What can I say? Animals just love me. Despite the fact that I'm allergic to half of them. Just as I was sitting here, trying to think of a title for my new update, a parakeet started fluttering around the bird cage right next to where I get internet access. I looked at it and thought, "Hey that looks just like the one that escaped a few days ago..." It was indeed, the Prodigal Parakeet, returning, no doubt, from his life of fermented mangoes and loose songbirds back to where he knew he would have food and water aplenty. It took him a few minutes to realize that he and I both wanted the same thing (for him to get back in the cage) so we had a bit of a dance. Then he stood on the open door for a full thirty seconds before finally deciding that, "Okay, I've had enough freedom. Lock me and never let me out again." I would say that his mate seemed especially happy to have him back, but that's just plain anthropomorphizing.
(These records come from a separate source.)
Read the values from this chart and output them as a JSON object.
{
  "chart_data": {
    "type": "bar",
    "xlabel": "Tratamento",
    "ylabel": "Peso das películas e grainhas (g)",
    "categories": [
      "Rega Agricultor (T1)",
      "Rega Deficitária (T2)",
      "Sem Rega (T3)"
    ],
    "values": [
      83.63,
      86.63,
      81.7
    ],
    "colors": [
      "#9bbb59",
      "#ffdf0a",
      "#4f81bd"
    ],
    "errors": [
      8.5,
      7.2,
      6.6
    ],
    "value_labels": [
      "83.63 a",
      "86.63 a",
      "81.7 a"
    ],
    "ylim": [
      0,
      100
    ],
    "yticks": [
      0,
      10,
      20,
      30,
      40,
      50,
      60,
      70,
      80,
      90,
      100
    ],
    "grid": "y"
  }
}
The past week has been the best of my time in Haiti so far. To be sure, it hasn't been entirely devoid of it's low points, but nothing that some dancing to Mumford and Sons in the office couldn't cure (Don't worry, I was alone. If anyone had walked in right then, it would've been very embarrassing. And a special thanks to Brittany Gaddy for the "workout" idea). At the beginning of August, I was very worried that the lack of activity would send me into my deepest depression yet. I feared that with nothing to look forward to until school starting in September 5, I would slowly start to lose my mind. Fortunately, God has been faithful and provided me with some lifelines. My relationships with people in the neighborhood have continued to grow. Having people invite me to activities and events - even if it's something as simple as playing cards or going to the day's soccer game - makes such a difference from me inviting myself to do those things. I just feel that much more a part of the community here.
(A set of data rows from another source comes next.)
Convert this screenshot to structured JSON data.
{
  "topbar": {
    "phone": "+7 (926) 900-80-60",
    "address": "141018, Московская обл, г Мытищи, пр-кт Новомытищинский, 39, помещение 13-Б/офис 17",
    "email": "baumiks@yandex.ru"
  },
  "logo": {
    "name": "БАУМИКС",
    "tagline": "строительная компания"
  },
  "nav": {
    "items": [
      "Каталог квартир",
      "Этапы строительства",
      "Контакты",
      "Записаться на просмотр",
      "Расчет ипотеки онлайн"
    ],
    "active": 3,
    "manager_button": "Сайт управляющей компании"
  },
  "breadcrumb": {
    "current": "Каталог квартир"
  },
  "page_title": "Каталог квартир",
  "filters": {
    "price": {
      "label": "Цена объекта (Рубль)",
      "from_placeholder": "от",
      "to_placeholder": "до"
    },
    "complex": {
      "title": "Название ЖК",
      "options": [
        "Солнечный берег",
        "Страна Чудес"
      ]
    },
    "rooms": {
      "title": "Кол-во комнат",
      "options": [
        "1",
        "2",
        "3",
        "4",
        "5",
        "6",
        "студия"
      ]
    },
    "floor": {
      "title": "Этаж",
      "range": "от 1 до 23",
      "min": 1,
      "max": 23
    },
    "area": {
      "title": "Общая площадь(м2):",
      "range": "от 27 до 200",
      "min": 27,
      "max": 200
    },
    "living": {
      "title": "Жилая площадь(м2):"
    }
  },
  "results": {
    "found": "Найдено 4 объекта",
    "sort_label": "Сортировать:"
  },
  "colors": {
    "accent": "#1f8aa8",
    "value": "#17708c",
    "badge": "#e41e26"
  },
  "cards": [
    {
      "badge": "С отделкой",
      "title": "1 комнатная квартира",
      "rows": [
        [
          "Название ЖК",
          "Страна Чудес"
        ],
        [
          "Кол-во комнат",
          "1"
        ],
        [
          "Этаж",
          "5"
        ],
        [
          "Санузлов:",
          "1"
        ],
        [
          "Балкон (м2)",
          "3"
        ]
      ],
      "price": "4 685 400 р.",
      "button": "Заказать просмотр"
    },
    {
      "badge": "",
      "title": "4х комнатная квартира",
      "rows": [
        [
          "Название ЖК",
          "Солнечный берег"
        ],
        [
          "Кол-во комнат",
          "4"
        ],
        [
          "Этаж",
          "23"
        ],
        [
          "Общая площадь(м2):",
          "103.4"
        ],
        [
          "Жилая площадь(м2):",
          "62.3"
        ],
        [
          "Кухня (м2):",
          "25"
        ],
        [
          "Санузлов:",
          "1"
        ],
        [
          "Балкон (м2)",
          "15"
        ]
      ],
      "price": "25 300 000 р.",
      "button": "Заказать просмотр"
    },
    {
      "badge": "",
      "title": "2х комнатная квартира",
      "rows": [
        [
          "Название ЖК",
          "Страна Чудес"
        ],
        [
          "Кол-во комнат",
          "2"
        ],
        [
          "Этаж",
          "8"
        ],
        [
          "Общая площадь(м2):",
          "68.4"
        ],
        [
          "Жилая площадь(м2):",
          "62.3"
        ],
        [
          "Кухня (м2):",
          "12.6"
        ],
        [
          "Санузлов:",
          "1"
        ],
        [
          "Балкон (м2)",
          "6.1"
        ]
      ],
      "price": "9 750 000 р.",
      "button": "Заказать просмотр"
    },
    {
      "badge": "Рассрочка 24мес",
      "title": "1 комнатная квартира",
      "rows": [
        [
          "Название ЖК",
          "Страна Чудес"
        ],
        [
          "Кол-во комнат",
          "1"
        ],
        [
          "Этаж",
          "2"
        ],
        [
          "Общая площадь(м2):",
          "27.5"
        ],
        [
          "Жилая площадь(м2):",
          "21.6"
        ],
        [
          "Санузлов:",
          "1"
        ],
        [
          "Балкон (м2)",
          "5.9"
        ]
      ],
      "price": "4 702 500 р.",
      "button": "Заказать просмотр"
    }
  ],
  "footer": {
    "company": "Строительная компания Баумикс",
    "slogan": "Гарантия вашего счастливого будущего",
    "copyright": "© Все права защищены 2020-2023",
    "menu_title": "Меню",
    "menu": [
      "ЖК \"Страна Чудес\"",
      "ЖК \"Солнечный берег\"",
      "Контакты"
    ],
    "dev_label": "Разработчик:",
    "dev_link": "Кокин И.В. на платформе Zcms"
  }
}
Last week, I also started teaching another class, also in Limbé. Loulouse, another professor at UCNH, and her husband run a small church/school that's attached to their home. She asked if I was available to teach some English classes and since my schedule was pretty wide open, I was more than happy to oblige. It's a good-sized class of about 15 and we take the material at a pretty slow pace. I'm learning from my mistakes in other classes not to rush through and assume that students are studying at home. Also, whenever students say that they understand something after the first time I explain it and that they don't have any questions, they're always lying. Always. How true the saying, "A teacher is someone who never says something only one time."
Things at UCNH seem to be picking up. There's a meeting tomorrow for professors (that I'm still not sure if I'm supposed to go to) to talk about what needs to happen between now and September 5 to get ready for classes to start. Hopefully I'll be finding out in the next few days which classes I'm teaching.
Other than that, there's not much new stuff to report. Oh, a six year-old girl and her mom moved in to the house I'm staying in about a week ago. I'm not really sure why they've moved in, or how long they're staying. They're both great, and I especially enjoy playing with Shanunu, the six year-old. It's fun to have a younger host sibling, at least for however long they stay.